There was one problem.  But to explain that, I have to talk about my long-standing obsession with information.  One of the things about reading on the Web is that you get access to lots of material that you wouldn't have before.  And you don't actually get to read most of these pieces; some of them you skim, some of them you skim, find interesting and then read deeply; some of them you don't even skim but you think these could be potentially useful at a later time.  Which means that you want to store everything that you think is useful - even remotely.  And the great thing about the internet is that storing things is inexpensive and easy, although there are infinite ways to do it.  I tried a variety of options: Google Bookmarks, Evernote, Delicious - but it never worked.  There were just too many options and working across applications was tiring and inefficient and frankly, not very useful.  Storing links and text is only useful if you re-read them and use them; and I found that I was rarely going back to what I had stored.

This started to change as I started reading more and more through Google Reader, I would tag anything I thought remotely useful (the story of what tags I came to use is something I'll tell another time).

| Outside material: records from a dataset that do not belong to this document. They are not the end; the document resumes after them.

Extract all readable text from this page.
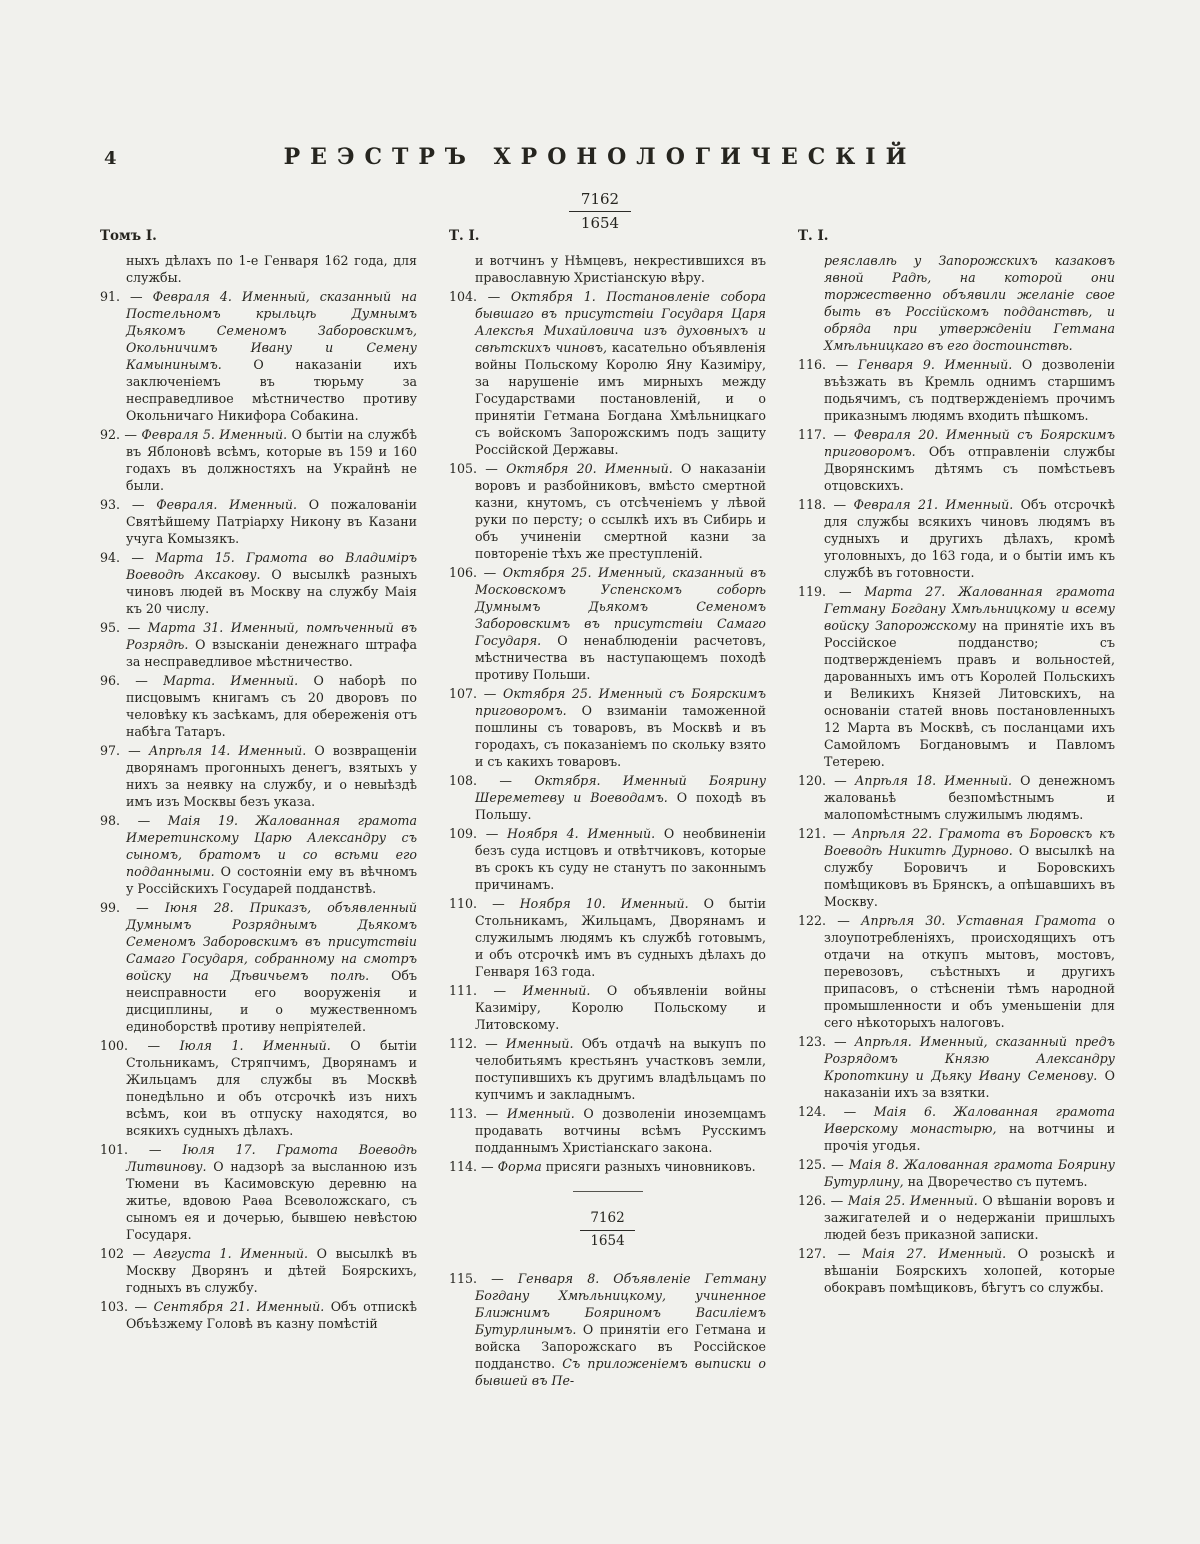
4	РЕЭСТРЪ ХРОНОЛОГИЧЕСКІЙ
$\frac{7162}{1654}$

Томъ I.

ныхъ дѣлахъ по 1-е Генваря 162 года, для службы.

91. — Февраля 4. Именный, сказанный на Постельномъ крыльцѣ Думнымъ Дьякомъ Семеномъ Заборовскимъ, Окольничимъ Ивану и Семену Камынинымъ. О наказаніи ихъ заключеніемъ въ тюрьму за несправедливое мѣстничество противу Окольничаго Никифора Собакина.

92. — Февраля 5. Именный. О бытіи на службѣ въ Яблоновѣ всѣмъ, которые въ 159 и 160 годахъ въ должностяхъ на Украйнѣ не были.

93. — Февраля. Именный. О пожалованіи Святѣйшему Патріарху Никону въ Казани учуга Комызякъ.

94. — Марта 15. Грамота во Владиміръ Воеводѣ Аксакову. О высылкѣ разныхъ чиновъ людей въ Москву на службу Маія къ 20 числу.

95. — Марта 31. Именный, помѣченный въ Розрядѣ. О взысканіи денежнаго штрафа за несправедливое мѣстничество.

96. — Марта. Именный. О наборѣ по писцовымъ книгамъ съ 20 дворовъ по человѣку къ засѣкамъ, для обереженія отъ набѣга Татаръ.

97. — Апрѣля 14. Именный. О возвращеніи дворянамъ прогонныхъ денегъ, взятыхъ у нихъ за неявку на службу, и о невыѣздѣ имъ изъ Москвы безъ указа.

98. — Маія 19. Жалованная грамота Имеретинскому Царю Александру съ сыномъ, братомъ и со всѣми его подданными. О состояніи ему въ вѣчномъ у Россійскихъ Государей подданствѣ.

99. — Іюня 28. Приказъ, объявленный Думнымъ Розряднымъ Дьякомъ Семеномъ Заборовскимъ въ присутствіи Самаго Государя, собранному на смотръ войску на Дѣвичьемъ полѣ. Объ неисправности его вооруженія и дисциплины, и о мужественномъ единоборствѣ противу непріятелей.

100. — Іюля 1. Именный. О бытіи Стольникамъ, Стряпчимъ, Дворянамъ и Жильцамъ для службы въ Москвѣ понедѣльно и объ отсрочкѣ изъ нихъ всѣмъ, кои въ отпуску находятся, во всякихъ судныхъ дѣлахъ.

101. — Іюля 17. Грамота Воеводѣ Литвинову. О надзорѣ за высланною изъ Тюмени въ Касимовскую деревню на житье, вдовою Раѳа Всеволожскаго, съ сыномъ ея и дочерью, бывшею невѣстою Государя.

102 — Августа 1. Именный. О высылкѣ въ Москву Дворянъ и дѣтей Боярскихъ, годныхъ въ службу.

103. — Сентября 21. Именный. Объ отпискѣ Объѣзжему Головѣ въ казну помѣстій

Т. I.

и вотчинъ у Нѣмцевъ, некрестившихся въ православную Христіанскую вѣру.

104. — Октября 1. Постановленіе собора бывшаго въ присутствіи Государя Царя Алексѣя Михайловича изъ духовныхъ и свѣтскихъ чиновъ, касательно объявленія войны Польскому Королю Яну Казиміру, за нарушеніе имъ мирныхъ между Государствами постановленій, и о принятіи Гетмана Богдана Хмѣльницкаго съ войскомъ Запорожскимъ подъ защиту Россійской Державы.

105. — Октября 20. Именный. О наказаніи воровъ и разбойниковъ, вмѣсто смертной казни, кнутомъ, съ отсѣченіемъ у лѣвой руки по персту; о ссылкѣ ихъ въ Сибирь и объ учиненіи смертной казни за повтореніе тѣхъ же преступленій.

106. — Октября 25. Именный, сказанный въ Московскомъ Успенскомъ соборѣ Думнымъ Дьякомъ Семеномъ Заборовскимъ въ присутствіи Самаго Государя. О ненаблюденіи расчетовъ, мѣстничества въ наступающемъ походѣ противу Польши.

107. — Октября 25. Именный съ Боярскимъ приговоромъ. О взиманіи таможенной пошлины съ товаровъ, въ Москвѣ и въ городахъ, съ показаніемъ по скольку взято и съ какихъ товаровъ.

108. — Октября. Именный Боярину Шереметеву и Воеводамъ. О походѣ въ Польшу.

109. — Ноября 4. Именный. О необвиненіи безъ суда истцовъ и отвѣтчиковъ, которые въ срокъ къ суду не станутъ по законнымъ причинамъ.

110. — Ноября 10. Именный. О бытіи Стольникамъ, Жильцамъ, Дворянамъ и служилымъ людямъ къ службѣ готовымъ, и объ отсрочкѣ имъ въ судныхъ дѣлахъ до Генваря 163 года.

111. — Именный. О объявленіи войны Казиміру, Королю Польскому и Литовскому.

112. — Именный. Объ отдачѣ на выкупъ по челобитьямъ крестьянъ участковъ земли, поступившихъ къ другимъ владѣльцамъ по купчимъ и закладнымъ.

113. — Именный. О дозволеніи иноземцамъ продавать вотчины всѣмъ Русскимъ подданнымъ Христіанскаго закона.

114. — Форма присяги разныхъ чиновниковъ.

7162
1654

115. — Генваря 8. Объявленіе Гетману Богдану Хмѣльницкому, учиненное Ближнимъ Бояриномъ Василіемъ Бутурлинымъ. О принятіи его Гетмана и войска Запорожскаго въ Россійское подданство. Съ приложеніемъ выписки о бывшей въ Пе-

Т. I.

реяславлѣ у Запорожскихъ казаковъ явной Радѣ, на которой они торжественно объявили желаніе свое быть въ Россійскомъ подданствѣ, и обряда при утвержденіи Гетмана Хмѣльницкаго въ его достоинствѣ.

116. — Генваря 9. Именный. О дозволеніи въѣзжать въ Кремль однимъ старшимъ подьячимъ, съ подтвержденіемъ прочимъ приказнымъ людямъ входить пѣшкомъ.

117. — Февраля 20. Именный съ Боярскимъ приговоромъ. Объ отправленіи службы Дворянскимъ дѣтямъ съ помѣстьевъ отцовскихъ.

118. — Февраля 21. Именный. Объ отсрочкѣ для службы всякихъ чиновъ людямъ въ судныхъ и другихъ дѣлахъ, кромѣ уголовныхъ, до 163 года, и о бытіи имъ къ службѣ въ готовности.

119. — Марта 27. Жалованная грамота Гетману Богдану Хмѣльницкому и всему войску Запорожскому на принятіе ихъ въ Россійское подданство; съ подтвержденіемъ правъ и вольностей, дарованныхъ имъ отъ Королей Польскихъ и Великихъ Князей Литовскихъ, на основаніи статей вновь постановленныхъ 12 Марта въ Москвѣ, съ посланцами ихъ Самойломъ Богдановымъ и Павломъ Тетерею.

120. — Апрѣля 18. Именный. О денежномъ жалованьѣ безпомѣстнымъ и малопомѣстнымъ служилымъ людямъ.

121. — Апрѣля 22. Грамота въ Боровскъ къ Воеводѣ Никитѣ Дурново. О высылкѣ на службу Боровичъ и Боровскихъ помѣщиковъ въ Брянскъ, а опѣшавшихъ въ Москву.

122. — Апрѣля 30. Уставная Грамота о злоупотребленіяхъ, происходящихъ отъ отдачи на откупъ мытовъ, мостовъ, перевозовъ, съѣстныхъ и другихъ припасовъ, о стѣсненіи тѣмъ народной промышленности и объ уменьшеніи для сего нѣкоторыхъ налоговъ.

123. — Апрѣля. Именный, сказанный предъ Розрядомъ Князю Александру Кропоткину и Дьяку Ивану Семенову. О наказаніи ихъ за взятки.

124. — Маія 6. Жалованная грамота Иверскому монастырю, на вотчины и прочія угодья.

125. — Маія 8. Жалованная грамота Боярину Бутурлину, на Дворечество съ путемъ.

126. — Маія 25. Именный. О вѣшаніи воровъ и зажигателей и о недержаніи пришлыхъ людей безъ приказной записки.

127. — Маія 27. Именный. О розыскѣ и вѣшаніи Боярскихъ холопей, которые обокравъ помѣщиковъ, бѣгутъ со службы.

Thus I had a nice folder of items that I thought might come in handy for me later.
 
But there were other articles that I would read outside Reader (usually links that came from the blogs that I read in Reader).  And I wanted to store these too - but there was never a way to put them into Reader.  So for the longest time, I had two places where I stored interesting things I'd read: in Google Reader and in Evernote - and needless to say, it got pretty unwieldy.

And then I discovered sharing on Reader which was pretty cool.  And somewhere in the midst of this, I discovered Google's "Note in Reader" bookmarklet, which was designed so that you could share interesting things with you Reader friends even if what you were reading was not actually through Reader. 



That was the breakthrough.  But not in the way the Google designers imagined.  True, I used the bookmarklet to share more links.  But once I clicked on "Note in Reader," I had the option of not just sharing the article, but also tagging it so that it would be accessible from within Google Reader.  So there were a lot of pieces that I used the bookmarklet to just save and tag, and not necessarily to share with others.  I had my one application to store everything on the Web that I found interesting: it was Google Reader.  At some point, I stopped using Evernote.

Which is why the loss of the Sharing functions in Google Reader is depressing.  Now when I click on "Note in Reader" here is what I get:



So forget sharing, I can't even tag and web-page and move it into my Google Reader folders.  Which means I have to start my search for one storage application all over again - or content myself with two.  I'm hoping that even as Google has disabled Sharing through Reader, they will at least allow us to import web-content into Reader folders.  But we'll see.

As we learn all the time as designers, when  you take away a feature, you take away practices that users have been relying on, practices that may not have been what you intended.  It's a good lesson to learn as a user - hopefully it'll be something I'll remember when I do any kind of design work.